Proteins function in different cellular or subcellular compartments as part of complex systems. In systems biology, investigating and modeling these complex systems from different aspects and at various levels is hoped to lead to a mechanistic understanding of cell behavior [1
]. Extensive efforts have been made towards proteome-scale determination of protein sequence, structure, abundance and interactions and tremendous progress has been achieved. Much less information is available about protein location within cells, with descriptions using words (such as GO terms) being the main approach used to represent this important concept. More detailed and comprehensive approaches to learning and describing the spatial distributions of proteins at different levels of accuracy will be critical for systems models.
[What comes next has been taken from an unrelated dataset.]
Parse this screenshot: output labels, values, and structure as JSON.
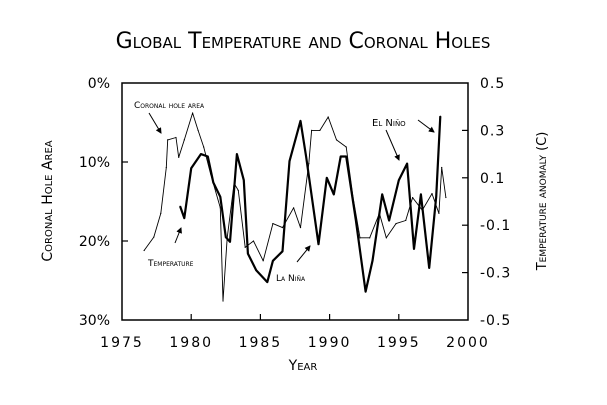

Development of modern microscopy technology makes observation of protein localization possible both in vitro and in vivo with high throughput. However, traditional visual analysis to recognize protein localizations can be a key barrier for converting large sets of images to useful descriptions of protein locations. To overcome this difficulty, machine learning methods and digital image processing tools have been combined to develop systems that automatically recognize protein subcellular location patterns [3
]. Here “pattern” designates the subcellular distribution of a protein, or of a set of proteins whose distributions are statistically indistinguishable. The most critical component of these systems is sets of numerical features to describe protein subcellular location patterns in 2D or 3D images. With these features, the feasibility is capable of classifying major protein subcellular location patterns with high accuracy and efficiency compared to visual analysis has been demonstrated [4
However, recognition of location patterns provides only limited information. For example, describing a protein location as “nucleus” in a given cell type under a given condition provides no detail on how it is distributed within the nucleus (and of course no information on the size or shape of nuclei in that cell type). Similarly, recognition based approaches can describe a protein’s “relocation from organelle A to B“ but communicates no information about how this process happens spatially and geometrically. Thus, beyond simply recognizing subcellular location patterns, an important goal is to be able to build models to capture the essence and variation of a specific pattern.
Zhao and Murphy [6
] describe the first system for constructing generative
models of subcellular patterns in 2D images, providing a framework in which cell structure and subcellular location patterns can be represented and communicated. In this work, images are viewed as the manifestation of a set of random variables and image synthesis or generation is viewed as a stepwise random process. A statistical generative model is the combination of all distributions of these random variables. Building a generative model for images in the form of a joint distribution of all pixels in an image is too computationally expensive (and potentially underdetermined) to be practical. Therefore, methods of computational geometry and data analysis were explored in order to compromise between complexity and accuracy of the model. 2D fluorescence images of cells were represented by three major components: nucleus, cell membrane, and protein objects distributed inside these compartments. All three components were represented by small sets of parameters (much fewer than the number of image pixels) from which the key features related to protein locations in the original image can be reconstructed with reasonable accuracy. The three components were modeled conditionally on each other, e.g., the output of the model of organelle position takes as inputs the instances drawn from models of cell and nuclear shape.
While this initial approach is useful for the vast majority of fluorescence microscope images that are acquired in only 2D, they represent a significant simplification of actual cell organization in 3D. Therefore, in this paper we describe extending the generative modeling and simulation framework to 3D.